QHap: Quantum-Inspired Haplotype Phasing
Abstract
Haplotype phasing, the process of resolving parental allele inheritance patterns in diploid genomes, is critical for precision medicine and population genetics, yet the underlying optimization is NP-hard, posing a scalability challenge. To address this, we introduce QHap, a haplotype phasing algorithm that leverages quantum-annealing-inspired optimization. By reformulating haplotype phasing as a Max-Cut problem and deploying a GPU-accelerated ballistic simulated bifurcation solver, QHap accelerates phasing while maintaining accuracy comparable to established phasing tools. On the highly polymorphic human major histocompatibility complex region, QHap demonstrates 4- to 20-fold acceleration over HapCUT2 and WhatsHap with zero switch error across multiple long-read sequencing platforms.
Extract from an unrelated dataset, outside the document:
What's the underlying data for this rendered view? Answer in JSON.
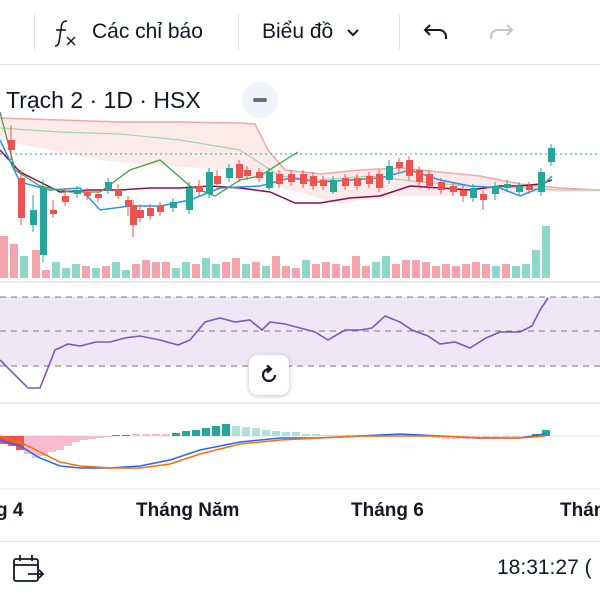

The framework implements two strategies: a read-based method for regional phasing, and a single nucleotide polymorphism-based method that, through quality-weighted probabilistic edge construction, efficiently scales to chromosome-scale tasks. Integration of Pore-C chromatin conformation capture data increases the haplotype N50 by up to 15-fold, enabling near-chromosome-scale haplotype reconstruction. QHap demonstrates that quantum-inspired algorithms operating on classical hardware offer a promising approach to addressing the growing computational demands of sequencing data, establishing a new paradigm for applying physics-inspired optimization to fundamental challenges in computational genomics.